В Москве на вечере у Л.Н. Толстого.

Если между Москвою старою, Москвой дореволюционной, столь памятной многим, и Москвою новою – большевицкого периода, несомненно, нет, да и не может быть ничего общего, то также целая бездна отделяет Москву начала нынешнего века (т.е. ХХ в. – А.Х.) от Москвы второй половины века минувшего, от тех ныне почти забытых времён, когда Москва была ещё Москвою.

Когда в Москве жили по старине, не спеша отставать от заветных дедовских обычаев. Когда по праздникам целый день колокола звонили. Когда блюли посты, ходили к вечерне. Особенно, серый люд московский любил молиться «под праздник», выбирая притом церкви поменьше, низкие, с приземистыми зелёными куполами, как у «Харитонья в Огородниках» на Спиридоновке или у «Миколы на курьих ножках» – что за Арбатом.
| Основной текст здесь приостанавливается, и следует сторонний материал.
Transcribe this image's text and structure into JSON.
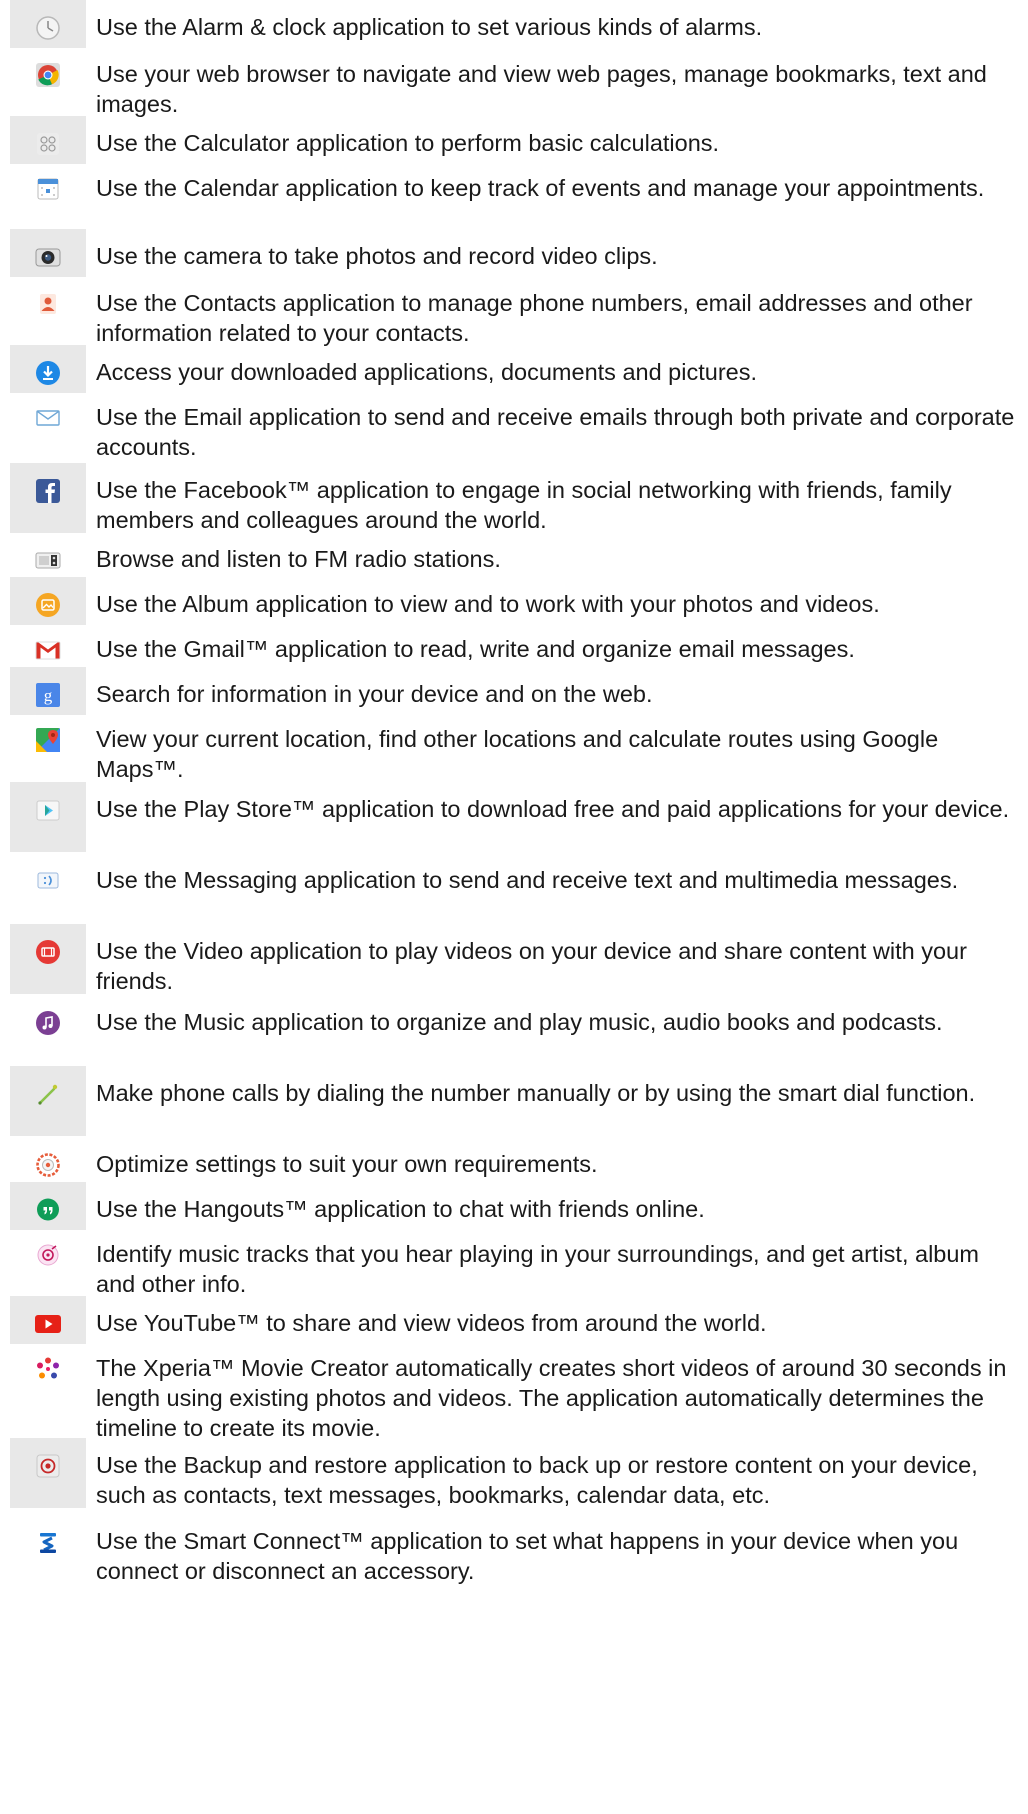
{
  "apps": [
    {
      "icon": "alarm-clock-icon",
      "text": "Use the Alarm & clock application to set various kinds of alarms."
    },
    {
      "icon": "chrome-browser-icon",
      "text": "Use your web browser to navigate and view web pages, manage bookmarks, text and images."
    },
    {
      "icon": "calculator-icon",
      "text": "Use the Calculator application to perform basic calculations."
    },
    {
      "icon": "calendar-icon",
      "text": "Use the Calendar application to keep track of events and manage your appointments."
    },
    {
      "icon": "camera-icon",
      "text": "Use the camera to take photos and record video clips."
    },
    {
      "icon": "contacts-icon",
      "text": "Use the Contacts application to manage phone numbers, email addresses and other information related to your contacts."
    },
    {
      "icon": "downloads-icon",
      "text": "Access your downloaded applications, documents and pictures."
    },
    {
      "icon": "email-icon",
      "text": "Use the Email application to send and receive emails through both private and corporate accounts."
    },
    {
      "icon": "facebook-icon",
      "text": "Use the Facebook™ application to engage in social networking with friends, family members and colleagues around the world."
    },
    {
      "icon": "fm-radio-icon",
      "text": "Browse and listen to FM radio stations."
    },
    {
      "icon": "album-icon",
      "text": "Use the Album application to view and to work with your photos and videos."
    },
    {
      "icon": "gmail-icon",
      "text": "Use the Gmail™ application to read, write and organize email messages."
    },
    {
      "icon": "google-search-icon",
      "text": "Search for information in your device and on the web."
    },
    {
      "icon": "google-maps-icon",
      "text": "View your current location, find other locations and calculate routes using Google Maps™."
    },
    {
      "icon": "play-store-icon",
      "text": "Use the Play Store™ application to download free and paid applications for your device."
    },
    {
      "icon": "messaging-icon",
      "text": "Use the Messaging application to send and receive text and multimedia messages."
    },
    {
      "icon": "video-icon",
      "text": "Use the Video application to play videos on your device and share content with your friends."
    },
    {
      "icon": "music-icon",
      "text": "Use the Music application to organize and play music, audio books and podcasts."
    },
    {
      "icon": "phone-icon",
      "text": "Make phone calls by dialing the number manually or by using the smart dial function."
    },
    {
      "icon": "settings-icon",
      "text": "Optimize settings to suit your own requirements."
    },
    {
      "icon": "hangouts-icon",
      "text": "Use the Hangouts™ application to chat with friends online."
    },
    {
      "icon": "track-id-icon",
      "text": "Identify music tracks that you hear playing in your surroundings, and get artist, album and other info."
    },
    {
      "icon": "youtube-icon",
      "text": "Use YouTube™ to share and view videos from around the world."
    },
    {
      "icon": "movie-creator-icon",
      "text": "The Xperia™ Movie Creator automatically creates short videos of around 30 seconds in length using existing photos and videos. The application automatically determines the timeline to create its movie."
    },
    {
      "icon": "backup-restore-icon",
      "text": "Use the Backup and restore application to back up or restore content on your device, such as contacts, text messages, bookmarks, calendar data, etc."
    },
    {
      "icon": "smart-connect-icon",
      "text": "Use the Smart Connect™ application to set what happens in your device when you connect or disconnect an accessory."
    }
  ]
}
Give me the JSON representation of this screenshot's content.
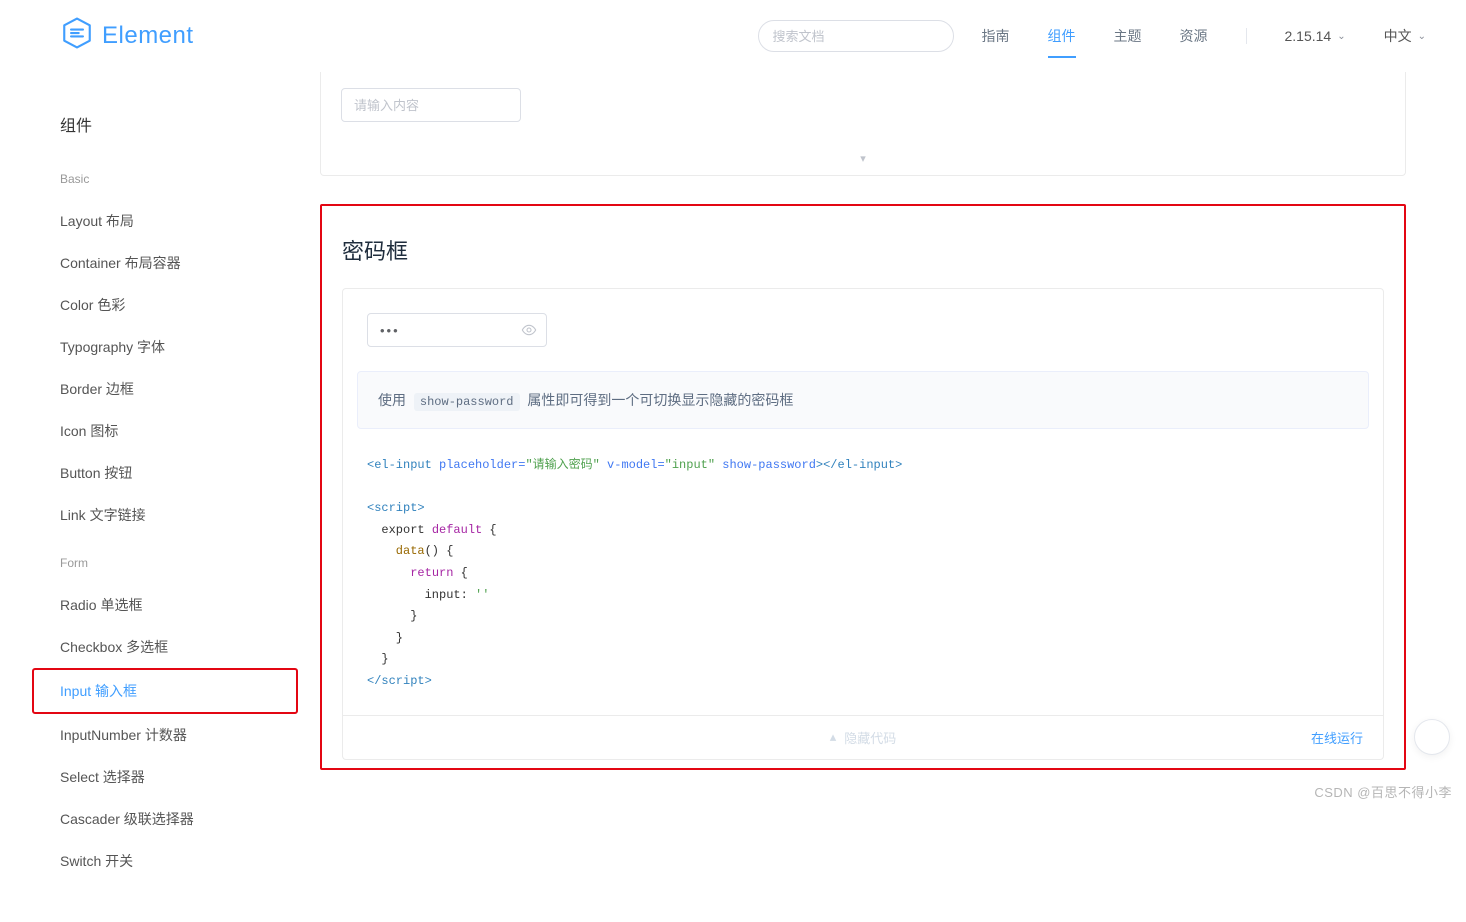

Любил он, широко крестясь наотмашь, встряхивая при этом волосами, класть несчётное число земных поклонов, преимущественно перед образами с наименованиями таинственными, ему непонятными, такими как «Матушка Одигитрия» или «Неопалимыя Купины». При молитве он не решался обращаться прямо к Господу Богу, а всегда прибегал к посредству святых Его угодников и на трудовые гроши ставил свечи: то Миколе Явленному, то Иову Многострадальному, а то просто Сорокомученикам — одну на всех.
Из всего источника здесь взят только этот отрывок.